Cuando estaba bien y remontaba su ¿miastenia? –aunque a nadie escuché pronunciarlo- era un torbellino de mujer; había heredado de su madre una gracia natural que hacía sonreír y reír a carcajadas a todos los que la acompañaban, de ahí sus agradables corros en tertulia. En uno de esos periodos en que parecía recuperada, no tendría más de l6 años, como si no fuera ya suficiente su cruz, la cruel enfermedad –esa canallada que a veces se apodera de las familias enteras- acabó de un tirón con la vida de su hermano José, luego Domingo, y mi memoria no puede ordenarlo en el tiempo, pero también murieron sus padres, el hecho es que durante todos esos críticos años –y a eso quería llegar- por tanta desgracia junta y siendo una bella mocita, la enlutaron; desde los calcetines en los pies hasta el velo de su cabeza, todo era negro excepto su blanquísima cara de ángel: era la costumbre, y las tradiciones hay que respetarlas. Pero lo malo de estos lutos de años encadenados, y bien lo sabe Dios que lo respeto, es que conllevaban la privación de libertad: y la Josefa, llena de anhelos de juventud, observaba desde su postigo cómo pasaba la vida delante de sus frágiles ojos.
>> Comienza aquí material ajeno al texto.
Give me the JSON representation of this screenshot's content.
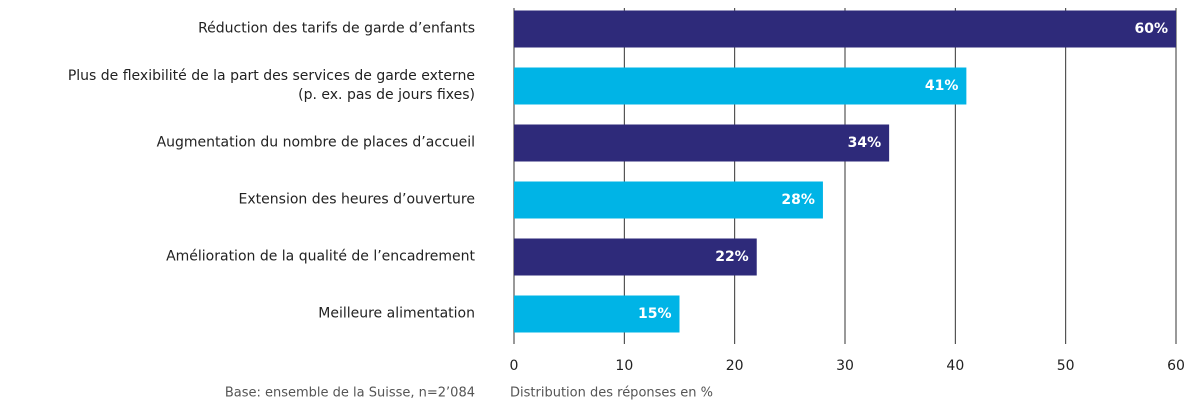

Y en sus escapadas furtivas siempre cerca de su casa, lógicas y necesarias para una jovencita con ilusiones, seguía liderando su grupo de amigas en los alrededores del Convento: estrujó la vida y se la bebió a sorbitos con la máxima intensidad que le permitían sus irreversibles dolencias; y creo, a pesar de sus males, que en su juventud fue muy feliz como dueña y señora de su tiempo, acompañada de su extraordinaria familia y su grupo de amigas jabeñas. Hasta que llegaron otras dolencias. Porque, ya adulta, trató de superar otros muros que entre la mala suerte y el destino le fabricaron, pero tenían demasiada altura para saltarlos con sus débiles músculos: no obstante lo intentó en Madrid.

Nunca olvidaré mis visitas al Hospital Clínico, donde esas dos santas que son sus hermanas Ana y Luisa, la cuidaron de una manera ejemplar que ya no parece estilarse (y actualmente sigo viendo a Ana, mi querida vecina, trajinando desde el amanecer, cuidando a los tres hombres que atiende, y siempre pendiente –sobre todo en verano- de que en su calle nada les falte a las pocas ancianas que van quedando: desde aquí la mando un abrazo). Entonces, en Madrid, la Josefa debía tener alrededor de los 45 años: “Me han dicho, Leganés, que lo único malo que me va a pasar es que se me va a caer el pelo”, me dijo con su sonrisa radiante, para añadir: “Y me he dado el gustazo de rapármelo yo misma antes que se me caiga”.
El resto, por ser lo más triste, es mejor callárselo para recordarla como era: hermosa, valiente y risueña, iluminando con sus tertulias a toda la calle Iglesias. Gloria para nuestra Cope, mi amiga del alma Josefa.

Buenas noches a todos.

Me ha enternecido tu relato, sin conocer a la persona me he emocionado.
Igual que ese personaje del libro X que te enternece y te entristece al mismo tiempo.
Por estos y por todos lo buenos momentos que nos haces pasar, gracias LEGANES
Mi estado de ánimo es propenso a ello últimamente.